Observatório das Mulheres processa agentes da PRM e promete “desafiar” as ordens superiores

DESTAQUE SOCIEDADE

O Observatório das Mulheres, representado por Quitéria Guirengane, entregou, nesta segunda-feira, 31 de Janeiro, na Procuradoria da Republica da Cidade de Maputo, uma participação criminal contra os agentes por “interferência e inviabilização do exercício do direito à manifestação”. É a segunda vez, em menos de uma semana, que a sociedade apresenta uma queixa contra a conduta da PRM, que recorre à força para limitar liberdades civis. Há dias, a Associação Rede dos Direitos Humanos submeteu uma queixa contra dois comandantes.

Moçambique tornou-se um país alérgico a manifestações públicas. No dia 07 de Dezembro, várias organizações da sociedade civil, encabeçadas pelo Observatório das Mulheres, saíram à rua para se manifestarem contra a violência contra as mulheres. A actividade foi previamente comunicada ao Município de Maputo, contudo as “ordens superiores” mandaram um batalhão de polícias para inviabilizar a manifestação nas imediações do edifício do Palácio da Justiça.

O modus operandi dos agentes da lei e ordem, que agrediram e levaram algumas activistas para a 18ª Esquadra da PRM na capital moçambicana, enfureceu aquela organização da sociedade civil que prometeu mover uma participação criminal contra a polícia que foi destacada para travar aquela manifestação. Apoiando-se na velha máxima “promessa é divida”, o Observatório das Mulheres deu entrada na Procuradoria da República na Cidade de Maputo uma participação contra a PRM e Polícia Municipal.

“Remetemos uma denuncia e uma participação contra agentes da policia previamente identificados, o senhor José Maria Dombole (agente da PRM), Maria de Fatima (agente da policia municipal) e Marta Pereira (porta voz da PRM) pela prática de prisão ilegal, desobediência e uso da força e de outras práticas criminosas cometidas no dia 07 de Dezembro. Apesar de remetermos hoje uma denúncia criminal e isto não afasta a necessidade de denuncias administrativas para a responsabilização daqueles que dão ordens superiores para que essas práticas possam acontecer. A rua é um lugar seguro para homens e mulheres exigirem os seus direitos. Queremos ocupar as ruas neste ano e isso nos remete a fazer essa participação criminal”, declarou Quitéria Guirengane.

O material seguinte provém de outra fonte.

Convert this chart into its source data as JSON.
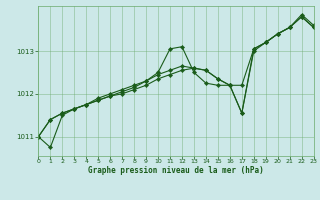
{
  "title": "Graphe pression niveau de la mer (hPa)",
  "bg_color": "#cce8e8",
  "grid_color": "#6aaa6a",
  "line_color": "#1a5c1a",
  "xlim": [
    0,
    23
  ],
  "ylim": [
    1010.55,
    1014.05
  ],
  "yticks": [
    1011,
    1012,
    1013
  ],
  "xticks": [
    0,
    1,
    2,
    3,
    4,
    5,
    6,
    7,
    8,
    9,
    10,
    11,
    12,
    13,
    14,
    15,
    16,
    17,
    18,
    19,
    20,
    21,
    22,
    23
  ],
  "series1": {
    "x": [
      0,
      1,
      2,
      3,
      4,
      5,
      6,
      7,
      8,
      9,
      10,
      11,
      12,
      13,
      14,
      15,
      16,
      17,
      18,
      19,
      20,
      21,
      22,
      23
    ],
    "y": [
      1011.0,
      1010.75,
      1011.5,
      1011.65,
      1011.75,
      1011.85,
      1011.95,
      1012.05,
      1012.15,
      1012.3,
      1012.5,
      1013.05,
      1013.1,
      1012.5,
      1012.25,
      1012.2,
      1012.2,
      1012.2,
      1013.05,
      1013.2,
      1013.4,
      1013.55,
      1013.85,
      1013.6
    ]
  },
  "series2": {
    "x": [
      0,
      1,
      2,
      3,
      4,
      5,
      6,
      7,
      8,
      9,
      10,
      11,
      12,
      13,
      14,
      15,
      16,
      17,
      18,
      19,
      20,
      21,
      22,
      23
    ],
    "y": [
      1011.0,
      1011.4,
      1011.55,
      1011.65,
      1011.75,
      1011.85,
      1011.95,
      1012.0,
      1012.1,
      1012.2,
      1012.35,
      1012.45,
      1012.55,
      1012.6,
      1012.55,
      1012.35,
      1012.2,
      1011.55,
      1013.05,
      1013.2,
      1013.4,
      1013.55,
      1013.8,
      1013.55
    ]
  },
  "series3": {
    "x": [
      0,
      1,
      2,
      3,
      4,
      5,
      6,
      7,
      8,
      9,
      10,
      11,
      12,
      13,
      14,
      15,
      16,
      17,
      18,
      19,
      20,
      21,
      22,
      23
    ],
    "y": [
      1011.0,
      1011.4,
      1011.55,
      1011.65,
      1011.75,
      1011.9,
      1012.0,
      1012.1,
      1012.2,
      1012.3,
      1012.45,
      1012.55,
      1012.65,
      1012.6,
      1012.55,
      1012.35,
      1012.2,
      1011.55,
      1013.0,
      1013.2,
      1013.4,
      1013.55,
      1013.8,
      1013.55
    ]
  }
}
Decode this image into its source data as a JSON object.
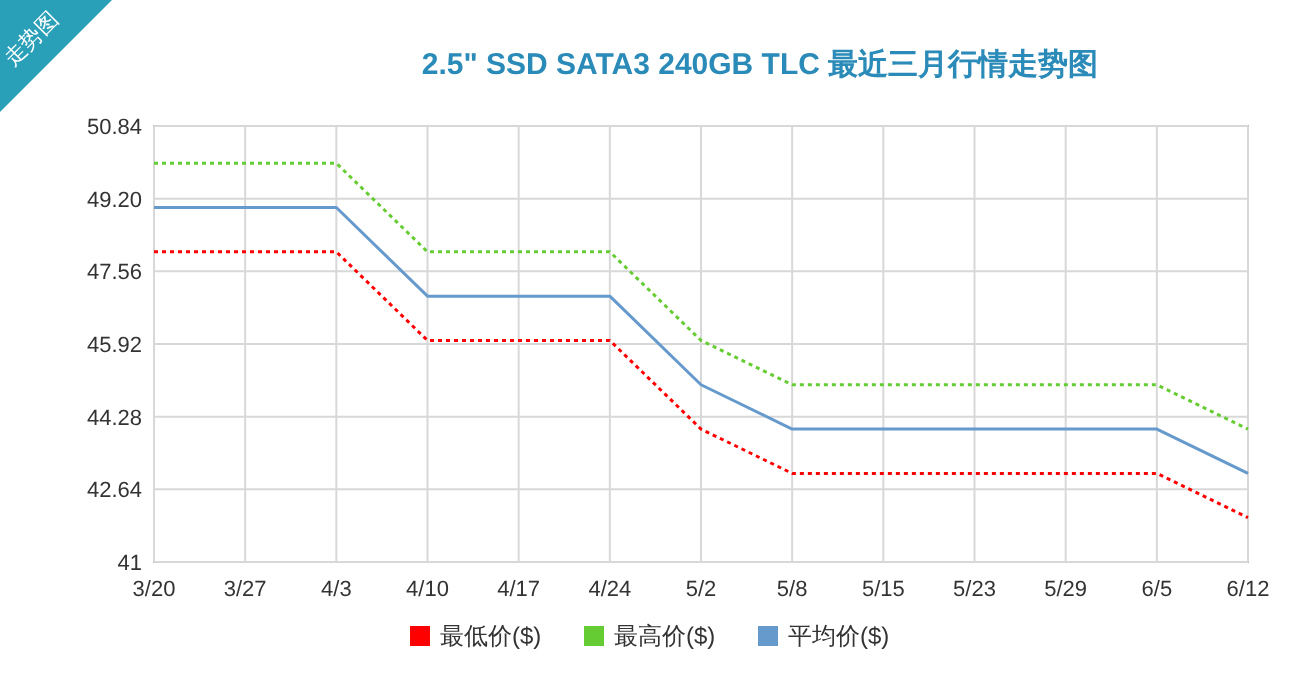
{
  "chart_data": {
    "type": "line",
    "title": "2.5\" SSD SATA3 240GB TLC 最近三月行情走势图",
    "annotations": [
      "走势图"
    ],
    "categories": [
      "3/20",
      "3/27",
      "4/3",
      "4/10",
      "4/17",
      "4/24",
      "5/2",
      "5/8",
      "5/15",
      "5/23",
      "5/29",
      "6/5",
      "6/12"
    ],
    "series": [
      {
        "name": "最低价($)",
        "color": "#ff0000",
        "line_style": "dotted",
        "values": [
          48,
          48,
          48,
          46,
          46,
          46,
          44,
          43,
          43,
          43,
          43,
          43,
          42
        ]
      },
      {
        "name": "最高价($)",
        "color": "#66cc33",
        "line_style": "dotted",
        "values": [
          50,
          50,
          50,
          48,
          48,
          48,
          46,
          45,
          45,
          45,
          45,
          45,
          44
        ]
      },
      {
        "name": "平均价($)",
        "color": "#6699cc",
        "line_style": "solid",
        "values": [
          49,
          49,
          49,
          47,
          47,
          47,
          45,
          44,
          44,
          44,
          44,
          44,
          43
        ]
      }
    ],
    "ylim": [
      41,
      50.84
    ],
    "yticks": [
      41,
      42.64,
      44.28,
      45.92,
      47.56,
      {
        "value": 49.2,
        "label": "49.20"
      },
      50.84
    ],
    "grid": true,
    "legend": "bottom"
  }
}
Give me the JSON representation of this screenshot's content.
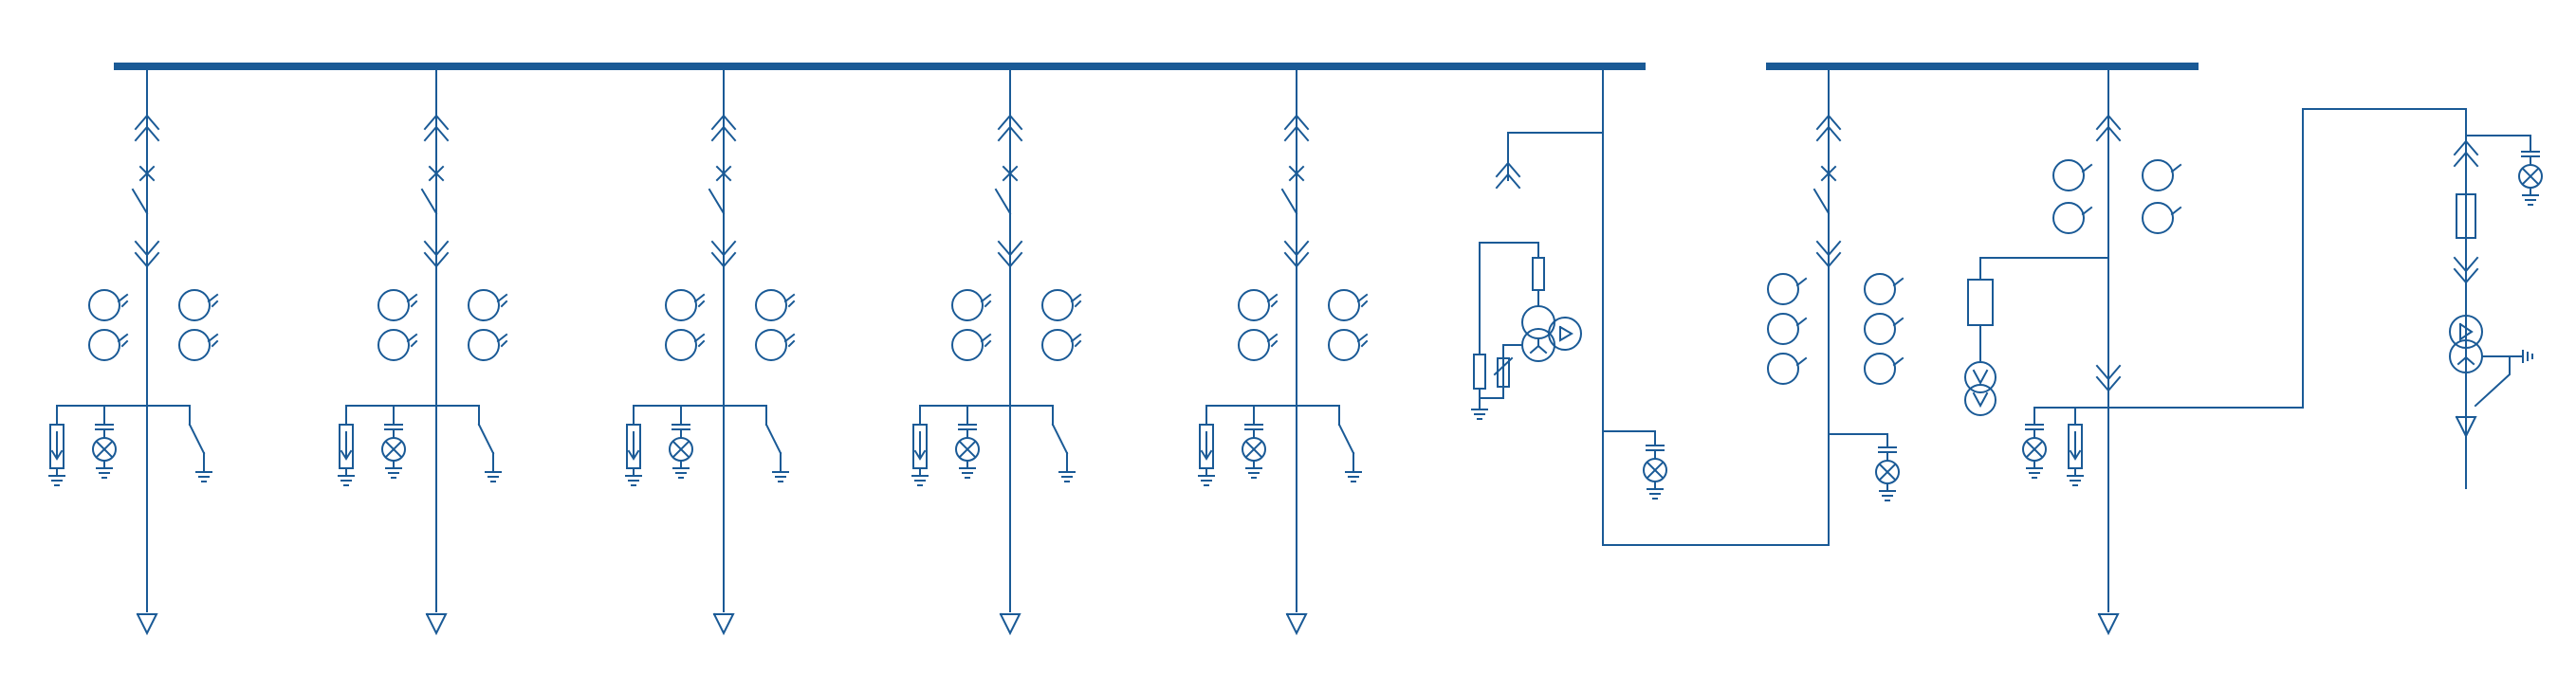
{
  "diagram": {
    "type": "single-line-switchgear",
    "line_color": "#1a5a96",
    "background": "#ffffff",
    "busbar_sections": 2,
    "symbols": [
      "withdrawable-contact-icon",
      "circuit-breaker-icon",
      "disconnector-icon",
      "current-transformer-icon",
      "surge-arrester-icon",
      "capacitive-voltage-indicator-icon",
      "earthing-switch-icon",
      "fuse-icon",
      "voltage-transformer-icon",
      "cable-terminal-icon"
    ],
    "feeders": [
      {
        "kind": "outgoing-feeder"
      },
      {
        "kind": "outgoing-feeder"
      },
      {
        "kind": "outgoing-feeder"
      },
      {
        "kind": "outgoing-feeder"
      },
      {
        "kind": "outgoing-feeder"
      },
      {
        "kind": "metering"
      },
      {
        "kind": "bus-riser"
      },
      {
        "kind": "bus-section"
      },
      {
        "kind": "auxiliary-transformer"
      }
    ]
  }
}
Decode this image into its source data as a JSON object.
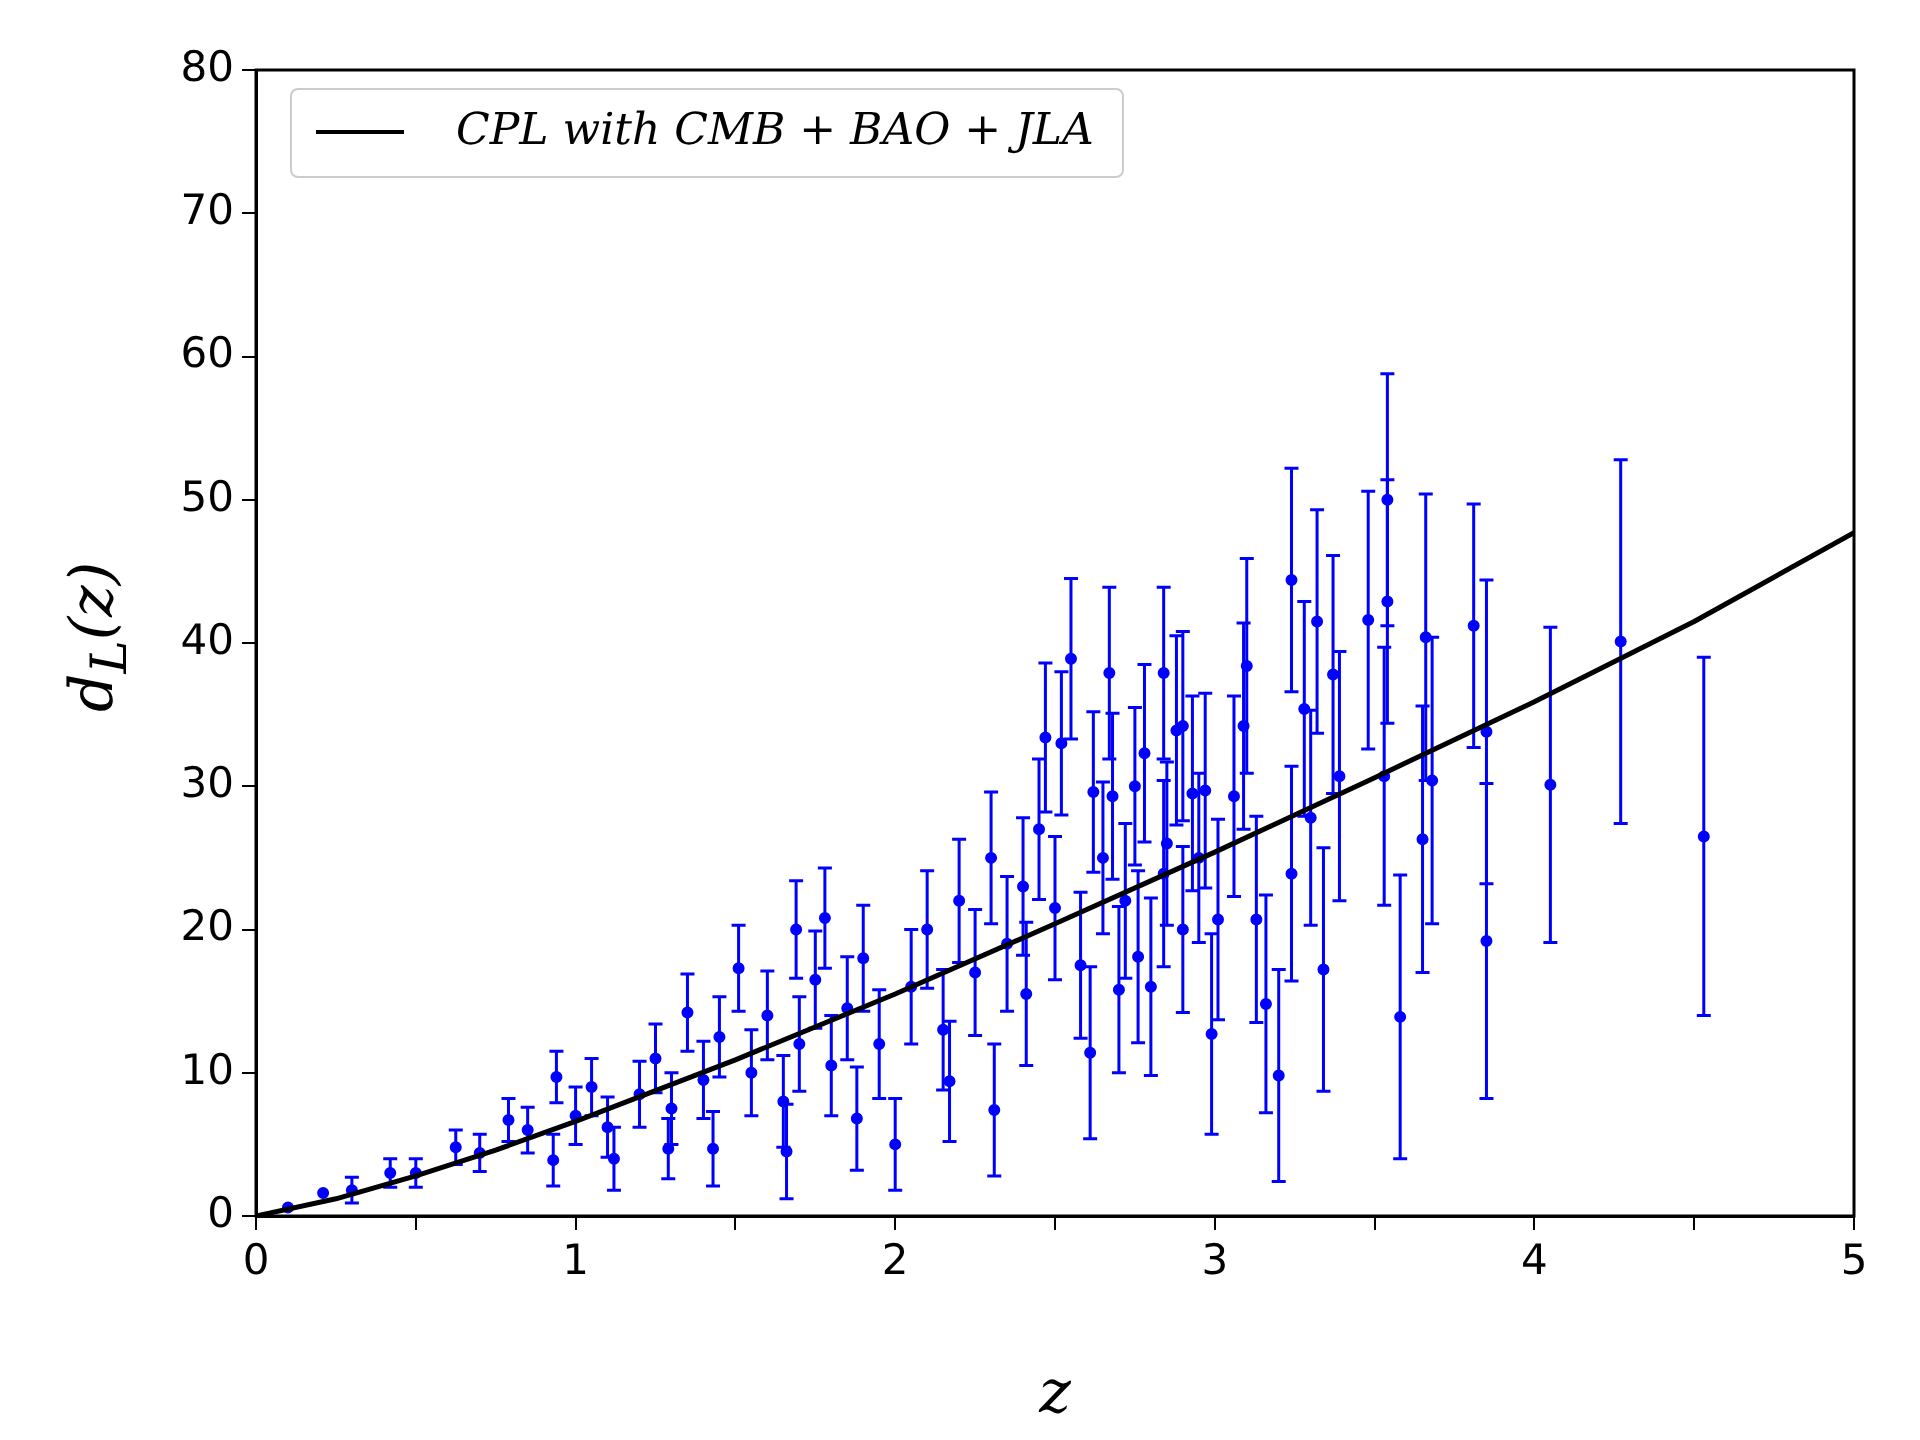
{
  "chart_data": {
    "type": "scatter",
    "xlabel": "z",
    "ylabel": "d$_{L}$(z)",
    "xlim": [
      0,
      5
    ],
    "ylim": [
      0,
      80
    ],
    "xticks": [
      0,
      1,
      2,
      3,
      4,
      5
    ],
    "yticks": [
      0,
      10,
      20,
      30,
      40,
      50,
      60,
      70,
      80
    ],
    "grid": false,
    "legend": "top left",
    "series": [
      {
        "name": "CPL with CMB + BAO + JLA",
        "type": "line",
        "color": "#000000",
        "marker": "none",
        "line_style": "solid",
        "x": [
          0,
          0.25,
          0.5,
          0.75,
          1,
          1.5,
          2,
          2.5,
          3,
          3.5,
          4,
          4.5,
          5
        ],
        "values": [
          0,
          1.2,
          2.8,
          4.6,
          6.6,
          10.9,
          15.5,
          20.4,
          25.4,
          30.6,
          35.9,
          41.5,
          47.7
        ]
      },
      {
        "color": "#0000ff",
        "marker": "circle",
        "x": [
          4.53,
          4.27,
          4.05,
          3.85,
          3.85,
          3.81,
          3.68,
          3.66,
          3.65,
          3.58,
          3.53,
          3.54,
          3.54,
          3.48,
          3.39,
          3.37,
          3.34,
          3.32,
          3.24,
          3.2,
          3.16,
          3.28,
          3.3,
          3.24,
          3.13,
          3.1,
          3.09,
          3.06,
          2.99,
          3.01,
          2.97,
          2.93,
          2.9,
          2.88,
          2.84,
          2.84,
          2.8,
          2.78,
          2.76,
          2.7,
          2.68,
          2.67,
          2.62,
          2.61,
          2.55,
          2.47,
          2.41,
          2.31,
          2.17,
          2.0,
          1.51,
          1.78,
          1.69,
          0.94,
          1.29,
          1.43,
          1.66,
          1.88,
          0.93,
          1.12,
          1.35,
          0.79,
          0.625,
          0.42,
          0.21,
          0.1,
          0.3,
          0.5,
          0.7,
          0.85,
          1.0,
          1.05,
          1.1,
          1.2,
          1.25,
          1.3,
          1.4,
          1.45,
          1.55,
          1.6,
          1.65,
          1.7,
          1.75,
          1.8,
          1.85,
          1.9,
          1.95,
          2.05,
          2.1,
          2.15,
          2.2,
          2.25,
          2.3,
          2.35,
          2.4,
          2.45,
          2.5,
          2.52,
          2.58,
          2.65,
          2.72,
          2.75,
          2.85,
          2.9,
          2.95
        ],
        "values": [
          26.5,
          40.1,
          30.1,
          33.8,
          19.2,
          41.2,
          30.4,
          40.4,
          26.3,
          13.9,
          30.7,
          50.0,
          42.9,
          41.6,
          30.7,
          37.8,
          17.2,
          41.5,
          44.4,
          9.8,
          14.8,
          35.4,
          27.8,
          23.9,
          20.7,
          38.4,
          34.2,
          29.3,
          12.7,
          20.7,
          29.7,
          29.5,
          34.2,
          33.9,
          37.9,
          23.9,
          16.0,
          32.3,
          18.1,
          15.8,
          29.3,
          37.9,
          29.6,
          11.4,
          38.9,
          33.4,
          15.5,
          7.4,
          9.4,
          5.0,
          17.3,
          20.8,
          20.0,
          9.7,
          4.7,
          4.7,
          4.5,
          6.8,
          3.9,
          4.0,
          14.2,
          6.7,
          4.8,
          3.0,
          1.6,
          0.6,
          1.8,
          3.0,
          4.4,
          6.0,
          7.0,
          9.0,
          6.2,
          8.5,
          11.0,
          7.5,
          9.5,
          12.5,
          10.0,
          14.0,
          8.0,
          12.0,
          16.5,
          10.5,
          14.5,
          18.0,
          12.0,
          16.0,
          20.0,
          13.0,
          22.0,
          17.0,
          25.0,
          19.0,
          23.0,
          27.0,
          21.5,
          33.0,
          17.5,
          25.0,
          22.0,
          30.0,
          26.0,
          20.0,
          25.0
        ],
        "errors": [
          12.5,
          12.7,
          11,
          10.6,
          11,
          8.5,
          10,
          10,
          9.3,
          9.9,
          9,
          8.8,
          8.5,
          9,
          8.7,
          8.3,
          8.5,
          7.8,
          7.8,
          7.4,
          7.6,
          7.5,
          7.5,
          7.5,
          7.2,
          7.5,
          7.2,
          7,
          7,
          7,
          6.8,
          6.8,
          6.6,
          6.6,
          6,
          6.5,
          6.2,
          6.2,
          6,
          5.8,
          5.8,
          6,
          5.6,
          6,
          5.6,
          5.2,
          5,
          4.6,
          4.2,
          3.2,
          3,
          3.5,
          3.4,
          1.8,
          2.1,
          2.6,
          3.3,
          3.6,
          1.8,
          2.2,
          2.7,
          1.5,
          1.2,
          1.0,
          null,
          null,
          0.9,
          1,
          1.3,
          1.6,
          2,
          2,
          2.1,
          2.3,
          2.4,
          2.5,
          2.7,
          2.8,
          3,
          3.1,
          3.2,
          3.3,
          3.4,
          3.5,
          3.6,
          3.7,
          3.8,
          4,
          4.1,
          4.2,
          4.3,
          4.4,
          4.6,
          4.7,
          4.8,
          4.9,
          5,
          5,
          5.1,
          5.3,
          5.4,
          5.5,
          5.7,
          5.8,
          5.9
        ]
      }
    ]
  }
}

Numa outra abordagem, a directora Executiva do Observatório das Mulheres avançou que não seria oportuno mover uma participação criminal contra os agentes da PRM e da Polícia Municipal porque não queria que o processo ficasse esquecido nos arquivos.

“Quando essa prática aconteceu estávamos próximos do encerramento do ano judicial e as nossas lutas não podiam terminar no arquivo e salvaguardar que esta acção. Achamos que era necessário esperar a reabertura do ano judicial para colocarmos este assunto na pauta, porque estamos diante de um país onde ciclicamente quando as pessoas querem exercer o direito à manifestação são mobilizadas forças especiais que não raras vezes termina em violência”.

Actualmente, o Governo só autoriza manifestações da OJM, cujo objectivo é apoiar o Presidente da República e o Partido no poder. O cenário sombrio que se vive no país não amedronta o Observatório das Mulheres, que promove no presente desafiar as ordens superiores.

“Estamos dispostos a desafiar as ordens superiores quando estivermos à margem da lei. Como activistas, o importante é sempre cumprir com o que está estabelecido na lei porque Moçambique é estado de direito democrático. Estamos num momento da materialização do nosso direito constitucional, a polícia é quem deve se conformar com esta legalidade”.

Há dias, a Associação Rede dos Direitos Humanos (ARDH) de Moçambique submeteu uma queixa-crime contra dois comandantes da polícia, alegando que impediram a realização de uma conferência de imprensa.